Connection to Bucks County
Escaping to Bucks County on their days off from the Broadway production Red Harvest, Margaret Mullen and set designer John Root soon fell in love with each other and the area. They married in Doylestown on one of their days off and later settled in Wycombe, Pennsylvania. After Margaret Mullen Root moved permanently to Bucks County in 1946 with her husband, John Root, she became a regular performer at the Bucks County Playhouse. With a number of Broadway credits under her belt, she charmed the Bucks County theatergoers with her presence in virtually every season from 1947, in The Barretts of Wimpole Street, to 1969, in Macbeth. Her performance in Magnificent Yankee (1956) opposite Jerome Cowan received particular acclaim. Her years there offered her rare and exciting opportunities such as acting on-stage with Thorton Wilder in his Pulitzer Prize winning play The Skin of Our Teeth (1948). She charmed her local audience with her much in-demand poetry readings which she performed around Bucks County.
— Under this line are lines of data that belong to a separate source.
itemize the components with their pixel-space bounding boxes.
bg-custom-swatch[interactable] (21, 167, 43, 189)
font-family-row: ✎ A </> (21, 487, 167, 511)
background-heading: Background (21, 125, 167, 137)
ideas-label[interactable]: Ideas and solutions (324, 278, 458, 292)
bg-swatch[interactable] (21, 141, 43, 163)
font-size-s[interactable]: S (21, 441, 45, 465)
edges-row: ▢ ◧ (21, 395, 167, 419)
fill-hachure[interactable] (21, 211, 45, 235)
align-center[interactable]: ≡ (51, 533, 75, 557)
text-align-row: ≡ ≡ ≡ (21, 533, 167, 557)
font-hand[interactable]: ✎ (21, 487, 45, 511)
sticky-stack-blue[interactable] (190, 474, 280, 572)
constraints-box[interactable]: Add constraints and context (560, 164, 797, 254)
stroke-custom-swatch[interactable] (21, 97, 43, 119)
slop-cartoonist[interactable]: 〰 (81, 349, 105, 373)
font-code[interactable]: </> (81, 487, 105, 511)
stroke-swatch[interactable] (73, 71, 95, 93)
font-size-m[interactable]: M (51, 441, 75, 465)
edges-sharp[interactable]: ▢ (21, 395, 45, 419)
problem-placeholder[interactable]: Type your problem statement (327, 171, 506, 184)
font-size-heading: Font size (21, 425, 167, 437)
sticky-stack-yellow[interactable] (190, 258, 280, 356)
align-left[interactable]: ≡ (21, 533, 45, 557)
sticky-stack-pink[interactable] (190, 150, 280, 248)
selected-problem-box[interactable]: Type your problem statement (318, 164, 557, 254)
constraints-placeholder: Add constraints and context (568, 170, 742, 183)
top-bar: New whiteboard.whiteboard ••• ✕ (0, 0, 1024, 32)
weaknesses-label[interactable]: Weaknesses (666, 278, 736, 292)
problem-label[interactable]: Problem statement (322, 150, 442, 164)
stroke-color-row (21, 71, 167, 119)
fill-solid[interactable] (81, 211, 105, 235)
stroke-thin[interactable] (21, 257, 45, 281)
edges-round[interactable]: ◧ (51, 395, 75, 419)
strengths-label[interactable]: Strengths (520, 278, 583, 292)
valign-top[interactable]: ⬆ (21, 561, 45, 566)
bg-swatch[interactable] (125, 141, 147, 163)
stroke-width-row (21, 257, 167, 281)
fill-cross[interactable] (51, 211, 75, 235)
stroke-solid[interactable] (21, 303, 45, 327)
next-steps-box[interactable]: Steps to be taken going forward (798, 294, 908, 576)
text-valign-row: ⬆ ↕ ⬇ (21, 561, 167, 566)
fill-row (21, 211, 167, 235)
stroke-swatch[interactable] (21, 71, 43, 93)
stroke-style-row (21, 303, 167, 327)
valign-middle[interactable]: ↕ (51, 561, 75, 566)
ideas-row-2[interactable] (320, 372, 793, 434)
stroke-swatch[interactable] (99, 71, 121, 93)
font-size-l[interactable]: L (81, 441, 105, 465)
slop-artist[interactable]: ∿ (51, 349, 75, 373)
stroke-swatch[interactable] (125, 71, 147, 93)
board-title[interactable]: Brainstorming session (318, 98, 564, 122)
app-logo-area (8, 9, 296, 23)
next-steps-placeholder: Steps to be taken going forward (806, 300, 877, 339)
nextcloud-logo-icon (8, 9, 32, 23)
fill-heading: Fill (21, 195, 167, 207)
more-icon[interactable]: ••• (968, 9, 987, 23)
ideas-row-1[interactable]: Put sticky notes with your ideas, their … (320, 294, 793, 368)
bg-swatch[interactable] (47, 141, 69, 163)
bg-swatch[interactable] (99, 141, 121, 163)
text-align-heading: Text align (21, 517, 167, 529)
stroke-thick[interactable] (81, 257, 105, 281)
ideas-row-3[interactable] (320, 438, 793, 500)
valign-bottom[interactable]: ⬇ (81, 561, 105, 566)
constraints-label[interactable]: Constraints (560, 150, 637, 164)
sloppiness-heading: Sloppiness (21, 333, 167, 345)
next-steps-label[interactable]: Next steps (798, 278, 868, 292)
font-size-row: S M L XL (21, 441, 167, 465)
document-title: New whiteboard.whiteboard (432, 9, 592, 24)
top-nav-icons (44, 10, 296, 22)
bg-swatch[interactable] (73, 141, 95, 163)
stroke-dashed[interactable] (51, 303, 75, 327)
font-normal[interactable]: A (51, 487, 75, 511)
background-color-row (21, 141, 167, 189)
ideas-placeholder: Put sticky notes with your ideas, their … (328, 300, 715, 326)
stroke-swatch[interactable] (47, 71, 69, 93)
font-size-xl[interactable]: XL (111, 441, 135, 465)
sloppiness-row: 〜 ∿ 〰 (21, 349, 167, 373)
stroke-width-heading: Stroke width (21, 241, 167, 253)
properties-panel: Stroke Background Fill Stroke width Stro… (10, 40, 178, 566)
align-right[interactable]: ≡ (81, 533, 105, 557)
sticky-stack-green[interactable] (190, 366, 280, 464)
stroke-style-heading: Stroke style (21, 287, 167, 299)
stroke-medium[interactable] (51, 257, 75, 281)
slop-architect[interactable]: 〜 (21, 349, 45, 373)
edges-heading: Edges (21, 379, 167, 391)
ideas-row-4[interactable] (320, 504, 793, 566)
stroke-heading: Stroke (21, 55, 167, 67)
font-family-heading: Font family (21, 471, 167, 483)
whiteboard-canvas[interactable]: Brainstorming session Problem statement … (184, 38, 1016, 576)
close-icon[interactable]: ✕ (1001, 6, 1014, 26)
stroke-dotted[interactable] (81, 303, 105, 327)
Colleagues and Affiliations
John Root, Theron Bamberger, Mike Ellis, Lee Yopp, Philip Boerneuf, Francis Reid, Shirley Booth, Ezra Stone and Sara Seegar, Jane and Walter Feller, and Justin and Alma Herman.

Margaret Mullen Root and John Root. Bucks County Traveler, July 1957.

Career

Major Theatre Performances
Margaret Mullen performed in many George Abbot productions, including Ladies Money, Three Men on a Horse, and Room Service on Broadway in the 1930s. She appeared in Sidney Kingsley's Dead End from 1935-36 as well as Thornton Wilder's Skin of Our Teeth and Our Town at the Bucks County Playhouse in 1953 and 1964. She enjoyed great success in Magnificent Yankee in 1956 opposite Jerome Cowan. She appeared in virtually every season at the Bucks County Playhouse from 1947, ending with her last show, Macbeth, in 1969.

Major Films
The Trial of Lizzie Borden
, c. 1930

Awards & Appointments

Teaching and Professional Appointments
She managed a radio program for the advancement of mental health.

Affiliations and Memberships
She was affiliated with the Bucks County Playhouse, Wrightstown Meeting, and Linghochen Fire Company. She was active and in demand for poetry reading in Bucks County. She read at Sara Seegar's funeral in Newtown and for many years at the Wrightstown Friends Meeting House.